At this stage, most people don’t want to believe that the book they depended on for entertainment, enlightenment, comfort or information can really be that bad. Typical reactions at this stage are, “Maybe it’s just the first chapter that’s a bit slow,” or “I’ll just put it aside for a day or two; guess I’m not in the mood.” Some people, in fact, remain in denial about a bad book and finish it entirely. This could very likely be the reason why so many poorly-written novels still sell as well as they do.
If you catch yourself in denial about a bad book experience you are having, it’s wise to pay attention to it. Denying your reaction doesn’t allow you to get through your real feelings about the novel and may lead you to remain in very unhealthy patterns. You might even buy the next book by that author without being aware of what you’ve done!
During this stage of the process, the reader becomes fully aware that she or he has been taken in by a terrible book. When you consider the cost of books these days, and the investment of time and energy that reading demands, it’s no wonder people get furious when a book turns out to be bad. It’s easy to take this kind of thing quite personally, and really, it isn’t fair that something one’s looked forward to turns out to be a waste. Typical reactions during this stage are, “I cannot believe I spent ___ on this piece of ____!” or “How can any publisher call this a novel?” or simply, “@#$%!”
If you find yourself angry about having read a bad book, understand that anger is a perfectly normal and healthy reaction to having spent your time on a book that wasn’t worth the effort. You’re best off finding a healthy outlet for that anger. Hurling the book against a wall is one option, if the wall is solid. However, hurled books can chip paint, tear plaster and otherwise cause damage. A very sturdy dumpster is a better idea.
You should also be aware that taking out your anger on the offending book could put you in an awkward position at the next stage (See below). So you may also wish to consider some other outlet for anger.
The next stage in coming to terms with a terrible reading experience is bargaining. During this stage, readers often try to lessen the effect of the bad book. For example, it can be extremely tempting to take the book back to the bookstore and ask, “Can I have a refund, please? This was a terrible book.” Or, the reader may be overwhelmingly tempted to contact whichever online bookseller sold the book and ask if the price of the book can be counted towards a book with an actual plot and realistic characters. Some readers may even contact the publisher and offer to promote the publisher’s other authors if the publisher publicly breaks off all contact with the author.
If you feel the urge to bargain with the author, the publisher or the bookseller, there’s nothing wrong or unusual in that. Do understand, though, that it’s not likely to be successful.
The fact is, booksellers, publishers and even authors tend to deny that a book they’ve written, produced or sold is bad. So they’re unlikely to refund one’s money. Even if they did, reading or listening to a book is still an investment of time. That time cannot be refunded. This stark reality often causes a great deal of depression.
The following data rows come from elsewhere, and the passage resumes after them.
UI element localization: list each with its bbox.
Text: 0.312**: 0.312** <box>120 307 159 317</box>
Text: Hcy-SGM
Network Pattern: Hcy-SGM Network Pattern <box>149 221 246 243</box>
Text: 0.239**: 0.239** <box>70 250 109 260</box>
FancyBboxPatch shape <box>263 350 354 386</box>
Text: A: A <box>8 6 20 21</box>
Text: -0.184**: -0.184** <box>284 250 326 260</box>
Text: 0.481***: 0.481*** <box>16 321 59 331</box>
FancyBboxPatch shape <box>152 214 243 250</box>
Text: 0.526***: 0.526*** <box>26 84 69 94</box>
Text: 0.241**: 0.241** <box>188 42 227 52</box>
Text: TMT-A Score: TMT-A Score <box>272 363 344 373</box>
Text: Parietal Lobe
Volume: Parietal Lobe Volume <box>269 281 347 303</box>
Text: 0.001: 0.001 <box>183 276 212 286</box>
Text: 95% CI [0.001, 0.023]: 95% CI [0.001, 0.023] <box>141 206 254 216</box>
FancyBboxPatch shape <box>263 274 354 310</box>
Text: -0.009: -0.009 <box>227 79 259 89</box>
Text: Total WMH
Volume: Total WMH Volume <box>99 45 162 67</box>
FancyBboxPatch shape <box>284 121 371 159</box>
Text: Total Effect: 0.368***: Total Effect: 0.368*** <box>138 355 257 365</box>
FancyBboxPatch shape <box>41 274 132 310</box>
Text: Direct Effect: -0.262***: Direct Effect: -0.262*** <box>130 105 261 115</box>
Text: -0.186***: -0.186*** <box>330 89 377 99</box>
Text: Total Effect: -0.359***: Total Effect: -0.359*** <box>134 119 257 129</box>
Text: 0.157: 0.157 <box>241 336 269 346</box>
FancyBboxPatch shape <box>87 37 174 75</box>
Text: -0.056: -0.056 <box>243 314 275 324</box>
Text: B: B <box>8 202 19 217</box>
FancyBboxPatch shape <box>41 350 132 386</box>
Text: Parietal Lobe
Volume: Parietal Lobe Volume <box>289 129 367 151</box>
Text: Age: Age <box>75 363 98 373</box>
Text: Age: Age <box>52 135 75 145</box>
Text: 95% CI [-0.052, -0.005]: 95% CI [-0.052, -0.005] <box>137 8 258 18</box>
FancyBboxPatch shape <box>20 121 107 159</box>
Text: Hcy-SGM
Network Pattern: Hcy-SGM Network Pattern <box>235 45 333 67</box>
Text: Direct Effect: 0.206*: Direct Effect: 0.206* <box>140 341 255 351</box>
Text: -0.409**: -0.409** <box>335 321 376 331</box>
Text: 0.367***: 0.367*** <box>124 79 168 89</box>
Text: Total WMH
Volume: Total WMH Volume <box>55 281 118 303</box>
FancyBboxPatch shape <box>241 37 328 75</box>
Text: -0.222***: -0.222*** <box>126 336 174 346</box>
On the negative side, depression can cause a number of unpleasant side effects. Depression over having read a bad book can, for instance, make readers swear off a genre, wonder in vain how they can ever look at a book the same way again, or worse, give up reading entirely, devoting themselves to mindless television. This is dangerous.
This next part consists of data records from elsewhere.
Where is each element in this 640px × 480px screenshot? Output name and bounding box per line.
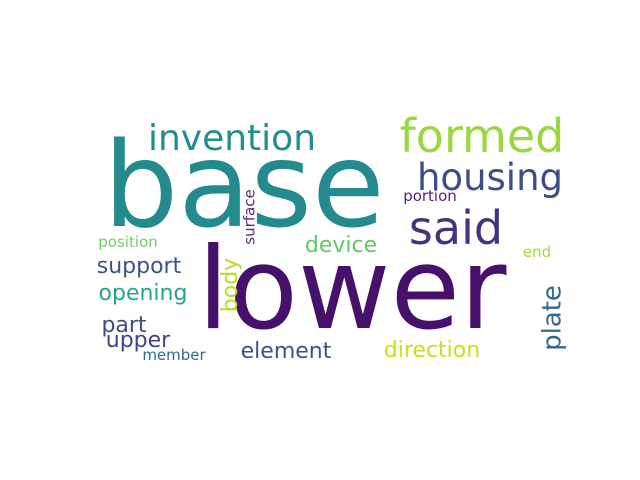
word-formed: formed [400,109,565,163]
word-opening: opening [99,281,188,306]
word-said: said [409,201,503,255]
word-plate: plate [538,285,568,351]
word-body: body [218,258,243,312]
word-device: device [305,233,377,258]
word-position: position [98,233,157,251]
word-portion: portion [403,187,457,205]
word-direction: direction [384,338,480,363]
word-element: element [241,339,332,364]
word-end: end [523,243,551,261]
word-surface: surface [241,189,259,244]
word-member: member [142,346,206,364]
word-invention: invention [148,118,316,159]
word-support: support [97,254,182,279]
However, depression is a natural part of the process of dealing with having read a bad book. If this happens to you, understand your own need for extra-special kindness during this period. Chocolate helps. So does the awareness that this feeling will pass.
At some point, most readers come to a point where they are resigned to having had a terrible book experience. This can take quite a long time, depending upon how bad the book really was. Common reactions at this stage of coping are, “Well, at least it was only a library book,” or “Thank goodness it wasn’t a very long book,” or “At least I got it at half-price.” At this point, the reader is ready to accept that the book was terrible and move on.
Once the reader has truly accepted and internalized what happened, it’s good to know that solid reading health awaits. There are always other authors…
Hopefully an understanding of what really happens when people have a terrible reading experience will be helpful if you ever have this kind of experience. If you have, perhaps you’d like to share what you did to get through it?
Now, please excuse me while I remove my tongue from my cheek ;-).
*NOTE: The title of this post is a line from Phil Collins’ I Missed Again.